Using high resolution microCT (7 min acquisition time, voxel size of 813 μm3, voxel volume of 0.0005 mm3) a close correlation was found for 0.02–0.25 g s.c. tumours in mice, verified by weight after resection (R2 = 0.97, n = 20) [12]. Thus, microCT is a fast and accurate method, but the absorbed dose delivered to the animal, and especially to the tumour tissue, is a confounding factor in therapy response assessments.
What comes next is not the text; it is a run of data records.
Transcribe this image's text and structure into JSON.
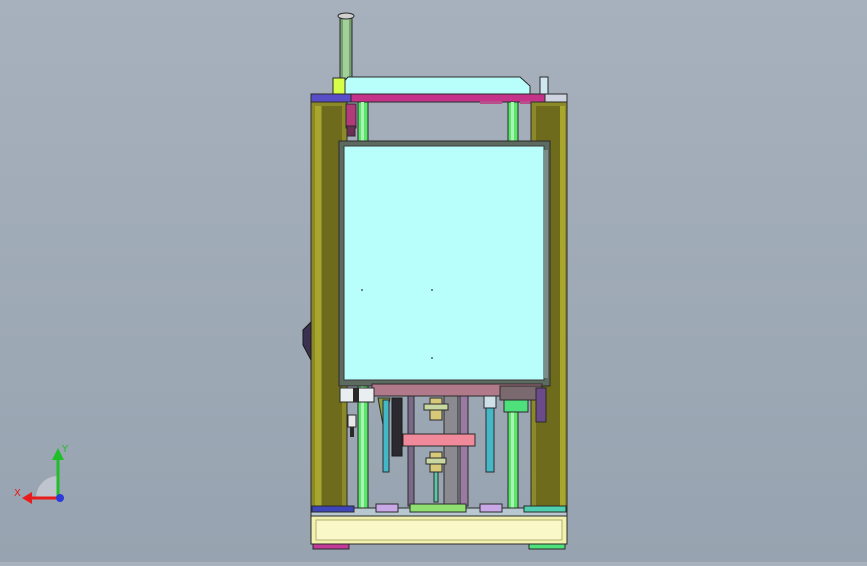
{
  "viewport": {
    "background_top": "#a7b1bd",
    "background_bottom": "#97a3b0"
  },
  "triad": {
    "x_label": "X",
    "y_label": "Y",
    "x_color": "#e81c1c",
    "y_color": "#1fbf2a",
    "z_color": "#2b3ad8"
  },
  "model": {
    "frame_color": "#8c8a28",
    "window_color": "#b8fffb",
    "rail_color": "#59e66a",
    "top_beam_color": "#c4328a",
    "base_color": "#f2f2b0"
  }
}
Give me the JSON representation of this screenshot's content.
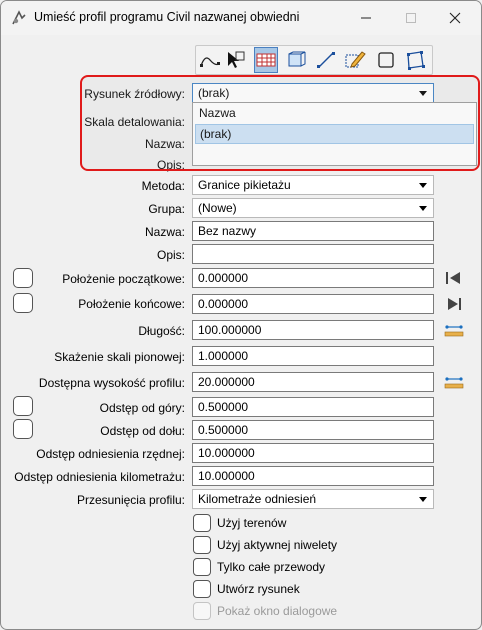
{
  "window": {
    "title": "Umieść profil programu Civil nazwanej obwiedni"
  },
  "toolbar": {
    "icons": [
      "profile-curve-icon",
      "select-arrow-icon",
      "grid-table-icon",
      "cube-view-icon",
      "line-segment-icon",
      "pencil-icon",
      "square-icon",
      "rotated-square-icon"
    ],
    "active_index": 2
  },
  "source_drawing": {
    "label": "Rysunek źródłowy:",
    "value": "(brak)",
    "options": [
      "Nazwa",
      "(brak)"
    ],
    "selected_option": "(brak)"
  },
  "hidden_rows": {
    "scale_label": "Skala detalowania:",
    "name_label": "Nazwa:",
    "desc_label": "Opis:"
  },
  "form": {
    "method_label": "Metoda:",
    "method_value": "Granice pikietażu",
    "group_label": "Grupa:",
    "group_value": "(Nowe)",
    "name_label": "Nazwa:",
    "name_value": "Bez nazwy",
    "desc_label": "Opis:",
    "desc_value": "",
    "start_label": "Położenie początkowe:",
    "start_value": "0.000000",
    "end_label": "Położenie końcowe:",
    "end_value": "0.000000",
    "length_label": "Długość:",
    "length_value": "100.000000",
    "vscale_label": "Skażenie skali pionowej:",
    "vscale_value": "1.000000",
    "height_label": "Dostępna wysokość profilu:",
    "height_value": "20.000000",
    "top_label": "Odstęp od góry:",
    "top_value": "0.500000",
    "bottom_label": "Odstęp od dołu:",
    "bottom_value": "0.500000",
    "ord_label": "Odstęp odniesienia rzędnej:",
    "ord_value": "10.000000",
    "km_label": "Odstęp odniesienia kilometrażu:",
    "km_value": "10.000000",
    "shift_label": "Przesunięcia profilu:",
    "shift_value": "Kilometraże odniesień"
  },
  "options": {
    "use_terrain": "Użyj terenów",
    "use_active_grade": "Użyj aktywnej niwelety",
    "whole_pipes": "Tylko całe przewody",
    "create_drawing": "Utwórz rysunek",
    "show_dialog": "Pokaż okno dialogowe"
  }
}
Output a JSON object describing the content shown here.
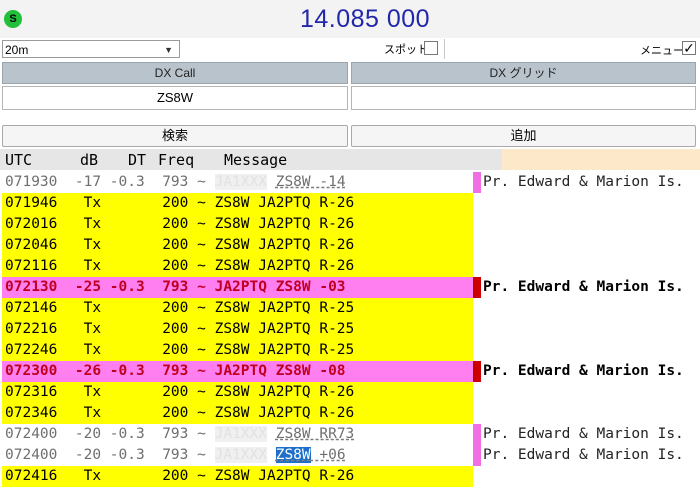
{
  "header": {
    "status_badge": "S",
    "frequency": "14.085 000"
  },
  "controls": {
    "band": "20m",
    "spot_label": "スポット",
    "spot_checked": false,
    "menu_label": "メニュー",
    "menu_checked": true
  },
  "dx": {
    "call_header": "DX Call",
    "grid_header": "DX グリッド",
    "call_value": "ZS8W",
    "grid_value": ""
  },
  "buttons": {
    "search": "検索",
    "add": "追加"
  },
  "table": {
    "columns": [
      "UTC",
      "dB",
      "DT",
      "Freq",
      "Message"
    ],
    "rows": [
      {
        "type": "decode",
        "utc": "071930",
        "db": "-17",
        "dt": "-0.3",
        "freq": "793",
        "sep": "~",
        "hidden": "JA1XXX",
        "msg": "ZS8W -14",
        "place": "Pr. Edward & Marion Is."
      },
      {
        "type": "tx",
        "utc": "071946",
        "db": "Tx",
        "dt": "",
        "freq": "200",
        "sep": "~",
        "msg": "ZS8W JA2PTQ R-26",
        "place": ""
      },
      {
        "type": "tx",
        "utc": "072016",
        "db": "Tx",
        "dt": "",
        "freq": "200",
        "sep": "~",
        "msg": "ZS8W JA2PTQ R-26",
        "place": ""
      },
      {
        "type": "tx",
        "utc": "072046",
        "db": "Tx",
        "dt": "",
        "freq": "200",
        "sep": "~",
        "msg": "ZS8W JA2PTQ R-26",
        "place": ""
      },
      {
        "type": "tx",
        "utc": "072116",
        "db": "Tx",
        "dt": "",
        "freq": "200",
        "sep": "~",
        "msg": "ZS8W JA2PTQ R-26",
        "place": ""
      },
      {
        "type": "hl",
        "utc": "072130",
        "db": "-25",
        "dt": "-0.3",
        "freq": "793",
        "sep": "~",
        "msg": "JA2PTQ ZS8W -03",
        "place": "Pr. Edward & Marion Is."
      },
      {
        "type": "tx",
        "utc": "072146",
        "db": "Tx",
        "dt": "",
        "freq": "200",
        "sep": "~",
        "msg": "ZS8W JA2PTQ R-25",
        "place": ""
      },
      {
        "type": "tx",
        "utc": "072216",
        "db": "Tx",
        "dt": "",
        "freq": "200",
        "sep": "~",
        "msg": "ZS8W JA2PTQ R-25",
        "place": ""
      },
      {
        "type": "tx",
        "utc": "072246",
        "db": "Tx",
        "dt": "",
        "freq": "200",
        "sep": "~",
        "msg": "ZS8W JA2PTQ R-25",
        "place": ""
      },
      {
        "type": "hl",
        "utc": "072300",
        "db": "-26",
        "dt": "-0.3",
        "freq": "793",
        "sep": "~",
        "msg": "JA2PTQ ZS8W -08",
        "place": "Pr. Edward & Marion Is."
      },
      {
        "type": "tx",
        "utc": "072316",
        "db": "Tx",
        "dt": "",
        "freq": "200",
        "sep": "~",
        "msg": "ZS8W JA2PTQ R-26",
        "place": ""
      },
      {
        "type": "tx",
        "utc": "072346",
        "db": "Tx",
        "dt": "",
        "freq": "200",
        "sep": "~",
        "msg": "ZS8W JA2PTQ R-26",
        "place": ""
      },
      {
        "type": "decode",
        "utc": "072400",
        "db": "-20",
        "dt": "-0.3",
        "freq": "793",
        "sep": "~",
        "hidden": "JA1XXX",
        "msg": "ZS8W RR73",
        "place": "Pr. Edward & Marion Is."
      },
      {
        "type": "decode",
        "utc": "072400",
        "db": "-20",
        "dt": "-0.3",
        "freq": "793",
        "sep": "~",
        "hidden": "JA1XXX",
        "msg": "ZS8W +06",
        "sel": "ZS8W",
        "rest": " +06",
        "place": "Pr. Edward & Marion Is."
      },
      {
        "type": "tx",
        "utc": "072416",
        "db": "Tx",
        "dt": "",
        "freq": "200",
        "sep": "~",
        "msg": "ZS8W JA2PTQ R-26",
        "place": ""
      }
    ]
  },
  "colors": {
    "tx_row": "#ffff00",
    "highlight_row": "#ff7ff0",
    "highlight_text": "#c00020",
    "frequency_text": "#2226a8"
  }
}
The generally faster T1-weighted sequences have also been used for tumour imaging (e.g. [8]). Often however, the tumour and surrounding tissue have similar T1-values, thus requiring use of contrast agents. T1-weighted sequences without contrast agents may be useful for imaging tumours in e.g. the bladder wall, where fluid constitutes the surrounding tissue, due to widely different T1-values in fluid and solid tissue [7].

Conclusion

This study shows the feasibility of accurate and precise MRI based size measurement of small tumours in mice. Furthermore, short acquisition times that allow additional MR investigations within the same session can be realized by careful selection of MR sequence parameters, e.g. using 2D instead of 3D methods and optimal voxel size.